The largest limitation Feed My Starving Children faces is funding, Hetzer said.

“At packing sessions, we ask for donations because all of our food is donated,” Hetzer said.

Without donations, Feed My Starving Children cannot purchase ingredients or pay for shipping, Hetzer said.

There also are never enough volunteers. The number can fluctuate weekly and can leave 50 to 60 spots open in a volunteer group, Hetzer said.

Still, the gaps do not make a major difference as the volunteers who are on hand often pick up the pace. Hence, Hetzer does not have to recruit many volunteers often, he said.

And when he does need volunteers, he said he contacts churches and affiliates of Feed My Starving Children. 

The five staff members also do not have much time to get to know the 200 volunteers very well in every two-hour session, he said. 

During sessions, staffers assist volunteers and during the 30 minute period between sessions, they replenish supplies and finish any cleaning that volunteers may not have completed properly, such as wiping down tables or sweeping, Hetzer said.

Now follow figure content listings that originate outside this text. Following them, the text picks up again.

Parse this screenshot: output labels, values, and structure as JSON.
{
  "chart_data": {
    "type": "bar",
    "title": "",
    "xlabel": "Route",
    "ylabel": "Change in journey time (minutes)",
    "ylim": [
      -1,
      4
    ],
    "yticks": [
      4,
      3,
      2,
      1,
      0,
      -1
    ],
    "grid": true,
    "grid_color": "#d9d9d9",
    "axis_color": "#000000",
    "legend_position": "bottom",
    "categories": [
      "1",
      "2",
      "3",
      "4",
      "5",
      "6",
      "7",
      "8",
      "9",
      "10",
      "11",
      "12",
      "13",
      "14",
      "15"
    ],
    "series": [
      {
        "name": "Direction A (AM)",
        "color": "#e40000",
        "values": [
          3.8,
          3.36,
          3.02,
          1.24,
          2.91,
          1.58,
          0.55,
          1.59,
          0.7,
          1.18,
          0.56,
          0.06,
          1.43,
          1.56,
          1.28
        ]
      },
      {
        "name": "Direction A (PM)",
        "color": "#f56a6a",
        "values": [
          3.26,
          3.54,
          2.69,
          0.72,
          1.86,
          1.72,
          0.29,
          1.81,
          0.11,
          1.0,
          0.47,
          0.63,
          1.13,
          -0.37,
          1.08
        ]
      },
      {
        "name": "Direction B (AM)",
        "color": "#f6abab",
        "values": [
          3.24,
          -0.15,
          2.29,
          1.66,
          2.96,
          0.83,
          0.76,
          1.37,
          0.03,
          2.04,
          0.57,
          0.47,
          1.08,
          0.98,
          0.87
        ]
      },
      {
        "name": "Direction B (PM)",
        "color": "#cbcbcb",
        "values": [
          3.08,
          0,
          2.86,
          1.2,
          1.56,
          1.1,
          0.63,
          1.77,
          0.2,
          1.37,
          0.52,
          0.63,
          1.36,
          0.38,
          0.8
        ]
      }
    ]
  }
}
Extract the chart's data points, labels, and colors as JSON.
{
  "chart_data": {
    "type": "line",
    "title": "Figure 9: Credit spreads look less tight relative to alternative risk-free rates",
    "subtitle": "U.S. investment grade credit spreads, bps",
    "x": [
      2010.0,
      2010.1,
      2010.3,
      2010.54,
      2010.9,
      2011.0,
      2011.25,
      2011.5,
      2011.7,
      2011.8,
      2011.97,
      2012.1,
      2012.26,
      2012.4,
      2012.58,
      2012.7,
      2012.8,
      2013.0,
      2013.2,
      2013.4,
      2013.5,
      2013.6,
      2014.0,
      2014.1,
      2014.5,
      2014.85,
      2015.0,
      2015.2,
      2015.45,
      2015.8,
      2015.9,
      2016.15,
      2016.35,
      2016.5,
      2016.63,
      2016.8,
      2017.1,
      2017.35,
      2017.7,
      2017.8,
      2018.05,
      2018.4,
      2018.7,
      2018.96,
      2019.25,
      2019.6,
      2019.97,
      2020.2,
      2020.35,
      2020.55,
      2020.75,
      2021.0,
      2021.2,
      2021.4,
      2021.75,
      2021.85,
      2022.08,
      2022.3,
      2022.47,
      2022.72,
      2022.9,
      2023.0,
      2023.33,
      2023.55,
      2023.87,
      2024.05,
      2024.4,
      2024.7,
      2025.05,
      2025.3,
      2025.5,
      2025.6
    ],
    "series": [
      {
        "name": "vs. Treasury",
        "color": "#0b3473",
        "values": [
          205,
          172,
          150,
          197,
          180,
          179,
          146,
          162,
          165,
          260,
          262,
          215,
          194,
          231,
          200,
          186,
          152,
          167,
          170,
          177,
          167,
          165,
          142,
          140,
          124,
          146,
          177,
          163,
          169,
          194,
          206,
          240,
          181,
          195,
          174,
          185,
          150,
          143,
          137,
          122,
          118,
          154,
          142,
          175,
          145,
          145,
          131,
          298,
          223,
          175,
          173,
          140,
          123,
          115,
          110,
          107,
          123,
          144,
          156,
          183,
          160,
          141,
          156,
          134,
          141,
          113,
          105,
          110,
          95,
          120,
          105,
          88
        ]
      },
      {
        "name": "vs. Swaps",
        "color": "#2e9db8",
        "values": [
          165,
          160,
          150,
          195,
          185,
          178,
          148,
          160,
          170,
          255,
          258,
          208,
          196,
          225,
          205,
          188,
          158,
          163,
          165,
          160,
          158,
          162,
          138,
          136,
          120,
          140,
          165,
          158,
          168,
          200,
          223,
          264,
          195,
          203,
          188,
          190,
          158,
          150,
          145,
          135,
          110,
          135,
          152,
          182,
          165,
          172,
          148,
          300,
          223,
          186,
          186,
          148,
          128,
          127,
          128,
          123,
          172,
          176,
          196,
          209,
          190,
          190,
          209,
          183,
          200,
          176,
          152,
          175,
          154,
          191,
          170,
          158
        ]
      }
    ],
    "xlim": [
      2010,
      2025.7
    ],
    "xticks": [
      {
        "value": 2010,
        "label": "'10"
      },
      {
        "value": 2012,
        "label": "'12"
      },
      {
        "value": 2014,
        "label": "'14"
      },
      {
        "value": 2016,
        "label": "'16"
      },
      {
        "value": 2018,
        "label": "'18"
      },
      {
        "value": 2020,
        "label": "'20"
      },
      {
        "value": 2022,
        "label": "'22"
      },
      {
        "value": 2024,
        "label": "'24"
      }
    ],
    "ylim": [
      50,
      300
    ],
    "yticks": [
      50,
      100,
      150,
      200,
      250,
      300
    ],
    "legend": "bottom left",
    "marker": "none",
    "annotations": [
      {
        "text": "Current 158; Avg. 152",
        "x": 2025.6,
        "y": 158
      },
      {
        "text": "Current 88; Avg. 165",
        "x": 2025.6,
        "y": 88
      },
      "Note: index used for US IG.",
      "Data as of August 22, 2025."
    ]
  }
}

But Hetzer believes volunteers return regardless because of the kids they feed, he said.

During one of the debrief sessions, 200 people produced in two hours enough food to feed 140 kids for a year, Hetzer said.

“The reality is where else can you spend two hours of your day and change lives like that?”

Hetzer said he discovered that people have a “human desire to help the less fortunate,” something he said is especially noticeable during the holiday season when the packing sessions are “booked.”

Usually around holiday seasons, people want to give back and because kids are out of school, Hetzer said.

Hetzer believes Feed My Starving Children is successful for two main reasons: a “simple” mission of feeding kids and a “fun and rewarding,” family-friendly means of achieving it, he said.

Hetzer said many parents take their children to volunteer to combat “selfish” tendencies, noting:

“Parents want kids to be thankful for what they have.”